Pride and Prejudice

We are nearing the time of year when many communities host their annual Gay Pride events.

I remember the first time I attended such a celebration, nearly twenty years ago, as a PFlag mom. Attendance back then was dominated by the most “out” members of the community—there were “leather” guys, dykes on bikes and drag queens in abundance (not, as Seinfeld might have said, that there was anything wrong with that), but few others. More recently, a casual “drop-in” at Indianapolis’ event, at least, might not have known what the celebration was all about. These days, booths are as likely to offer real estate services or symphony tickets as AIDS information or bar locations, and the crowd is a broad and far more representative cross-section of the entire community: moms with strollers, political candidates and representatives of the Gay Chamber of Commerce now mingle with the leather boys, the PFlag moms and dads and all the others.


Part of the reason the crowds and booths have changed is that society has changed, and mostly for the better.
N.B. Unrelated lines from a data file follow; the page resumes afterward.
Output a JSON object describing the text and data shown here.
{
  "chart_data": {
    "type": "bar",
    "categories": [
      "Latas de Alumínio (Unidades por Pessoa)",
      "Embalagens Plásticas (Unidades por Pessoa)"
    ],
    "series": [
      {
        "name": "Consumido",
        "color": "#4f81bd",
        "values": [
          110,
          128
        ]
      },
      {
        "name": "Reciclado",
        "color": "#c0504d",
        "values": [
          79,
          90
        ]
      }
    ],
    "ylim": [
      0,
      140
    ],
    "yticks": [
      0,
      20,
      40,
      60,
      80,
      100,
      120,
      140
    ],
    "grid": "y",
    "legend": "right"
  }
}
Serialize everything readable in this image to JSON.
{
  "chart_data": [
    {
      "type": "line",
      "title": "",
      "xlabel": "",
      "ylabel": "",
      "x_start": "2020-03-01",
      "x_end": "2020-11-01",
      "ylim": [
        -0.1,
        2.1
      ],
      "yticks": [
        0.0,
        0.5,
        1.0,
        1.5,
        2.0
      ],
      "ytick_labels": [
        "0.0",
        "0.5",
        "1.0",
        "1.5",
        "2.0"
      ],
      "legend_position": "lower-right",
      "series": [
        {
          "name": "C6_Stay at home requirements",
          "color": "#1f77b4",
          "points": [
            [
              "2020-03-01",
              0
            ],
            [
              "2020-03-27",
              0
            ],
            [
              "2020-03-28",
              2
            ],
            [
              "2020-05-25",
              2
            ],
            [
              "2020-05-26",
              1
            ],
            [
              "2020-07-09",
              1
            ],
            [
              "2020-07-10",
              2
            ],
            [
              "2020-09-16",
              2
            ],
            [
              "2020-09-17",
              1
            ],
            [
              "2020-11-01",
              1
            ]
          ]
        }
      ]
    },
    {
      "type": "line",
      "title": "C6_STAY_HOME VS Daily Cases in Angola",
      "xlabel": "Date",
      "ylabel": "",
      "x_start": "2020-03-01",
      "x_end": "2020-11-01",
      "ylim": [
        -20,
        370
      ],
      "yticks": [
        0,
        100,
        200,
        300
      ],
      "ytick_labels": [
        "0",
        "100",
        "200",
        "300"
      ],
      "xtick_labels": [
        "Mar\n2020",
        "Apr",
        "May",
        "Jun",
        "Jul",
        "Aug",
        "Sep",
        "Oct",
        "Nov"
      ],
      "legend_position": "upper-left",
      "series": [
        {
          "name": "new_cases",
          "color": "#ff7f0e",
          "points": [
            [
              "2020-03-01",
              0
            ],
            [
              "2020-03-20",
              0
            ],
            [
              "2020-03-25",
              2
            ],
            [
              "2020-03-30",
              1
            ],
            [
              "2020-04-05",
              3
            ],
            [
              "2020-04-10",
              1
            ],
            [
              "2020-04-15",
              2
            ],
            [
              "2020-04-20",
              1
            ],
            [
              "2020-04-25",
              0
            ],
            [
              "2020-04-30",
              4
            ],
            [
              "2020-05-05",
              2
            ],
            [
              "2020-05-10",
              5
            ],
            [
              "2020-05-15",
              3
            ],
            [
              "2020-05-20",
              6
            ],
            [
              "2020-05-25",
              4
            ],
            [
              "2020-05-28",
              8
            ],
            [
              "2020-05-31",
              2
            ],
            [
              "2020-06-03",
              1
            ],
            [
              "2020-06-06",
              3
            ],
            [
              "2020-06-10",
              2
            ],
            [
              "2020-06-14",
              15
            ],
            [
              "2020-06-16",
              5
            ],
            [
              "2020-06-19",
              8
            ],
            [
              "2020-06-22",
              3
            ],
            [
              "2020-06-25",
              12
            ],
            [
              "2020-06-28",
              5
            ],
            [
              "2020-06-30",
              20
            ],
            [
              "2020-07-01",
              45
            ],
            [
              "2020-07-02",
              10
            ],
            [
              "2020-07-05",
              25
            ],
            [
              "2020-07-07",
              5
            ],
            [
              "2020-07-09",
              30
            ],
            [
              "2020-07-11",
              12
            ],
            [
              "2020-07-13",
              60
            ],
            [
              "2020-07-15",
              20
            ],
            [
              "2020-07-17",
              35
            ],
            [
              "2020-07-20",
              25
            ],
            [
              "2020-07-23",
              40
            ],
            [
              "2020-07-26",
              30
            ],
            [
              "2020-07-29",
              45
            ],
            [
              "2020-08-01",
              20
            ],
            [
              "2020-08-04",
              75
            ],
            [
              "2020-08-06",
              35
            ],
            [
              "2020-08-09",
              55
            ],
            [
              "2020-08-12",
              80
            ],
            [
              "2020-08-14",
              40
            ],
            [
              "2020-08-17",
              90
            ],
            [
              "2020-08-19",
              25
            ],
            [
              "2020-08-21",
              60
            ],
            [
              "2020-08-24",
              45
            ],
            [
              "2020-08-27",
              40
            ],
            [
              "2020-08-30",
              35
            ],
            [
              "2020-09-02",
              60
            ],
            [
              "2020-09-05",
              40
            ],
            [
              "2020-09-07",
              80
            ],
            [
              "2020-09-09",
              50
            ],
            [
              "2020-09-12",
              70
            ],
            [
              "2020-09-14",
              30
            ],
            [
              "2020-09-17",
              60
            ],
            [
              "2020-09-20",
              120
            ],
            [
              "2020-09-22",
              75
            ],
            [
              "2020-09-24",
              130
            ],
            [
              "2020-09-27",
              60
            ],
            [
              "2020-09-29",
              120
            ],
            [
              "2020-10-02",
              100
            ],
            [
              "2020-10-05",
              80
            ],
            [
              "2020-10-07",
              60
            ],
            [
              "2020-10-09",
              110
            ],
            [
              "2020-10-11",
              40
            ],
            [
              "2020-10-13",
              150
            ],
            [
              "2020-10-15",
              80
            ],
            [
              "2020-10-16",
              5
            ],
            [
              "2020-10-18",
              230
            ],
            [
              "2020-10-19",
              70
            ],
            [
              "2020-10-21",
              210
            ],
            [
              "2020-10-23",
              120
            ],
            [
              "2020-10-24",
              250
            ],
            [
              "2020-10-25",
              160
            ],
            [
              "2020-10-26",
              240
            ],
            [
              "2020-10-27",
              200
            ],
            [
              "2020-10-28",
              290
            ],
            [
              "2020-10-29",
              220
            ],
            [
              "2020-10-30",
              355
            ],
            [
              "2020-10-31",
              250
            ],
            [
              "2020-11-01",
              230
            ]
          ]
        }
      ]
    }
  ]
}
Earlier Pride celebrations flew in the face of social conventions that made gay or lesbian identity a source of shame, not pride. Gay people who were closeted rarely took the chance of attending and being seen, and straight people who attended often had their stereotypes confirmed rather than dispelled. As society has become more open, and many more people have come out, these events have become larger and much more representative of the gay population as a whole. If the early events tended to be defiant—even “in your face”—occasions of the “we’re here, we’re queer, get used to it” variety, today’s are more likely to be get-togethers of a community of folks who have a lot in common. Some of what they have in common is the prejudice they experience from the wider culture, of course, but the way that bigotry is usually expressed has changed. Overt hostility and physical danger, while still a problem, have been largely replaced by efforts at political disenfranchisement and social marginalization.


Disenfranchisement and marginalization may seem strange causes for celebration, but they actually represent progress.


As a result, the upcoming Pride festivals will be paradoxical occasions for looking at how far the community has come—and how far it still has to go.  Progress has been made, but the backlash against that progress is in full swing. The community is getting “whipsawed;” every time a court decision favorable to gay civil rights is handed down, it enrages and energizes the fundamentalist Right.


A number of states have passed constitutional amendments banning same-sex marriage, and several more will be attempting to do so this year. There is a concerted effort to prevent gays and lesbians from adopting children. (Apparently, God would rather children languish in foster care than be raised in loving same-sex households.) Most states’ civil rights laws still do not include protection against discrimination based on sexual orientation. Republicans are facing potentially enormous losses in the 2006 elections, and will undoubtedly use anti-gay and anti-immigrant rhetoric to rally their base and get them to the polls.


Time is on the side of equal rights. Poll after poll confirms what I see anecdotally in my classes—young people are far less threatened by genuine equality, far more likely to have (and know they have) gay friends and relatives, and far more likely to support equal application of the laws of the land. The challenge at this point comes down to buying time—keeping the states and the federal government from passing laws that will slow the process of achieving necessary reforms, and make positive change much more difficult.


What the GLBT community needs most right now is divided government.


So—as you all head off to your local Pride fairs and parades, here’s my advice, for what it’s worth: take time to savor the progress that has been made. Have a drink, listen to the music, kibbitz with the friends you see. Buy a music CD, hire a realtor, join a health club—whatever.


 But don’t forget to stop at the booth where you register to vote, the one where you volunteer for a political campaign, and the one where you donate to an organization working for equal rights. You’ll be proud that you did.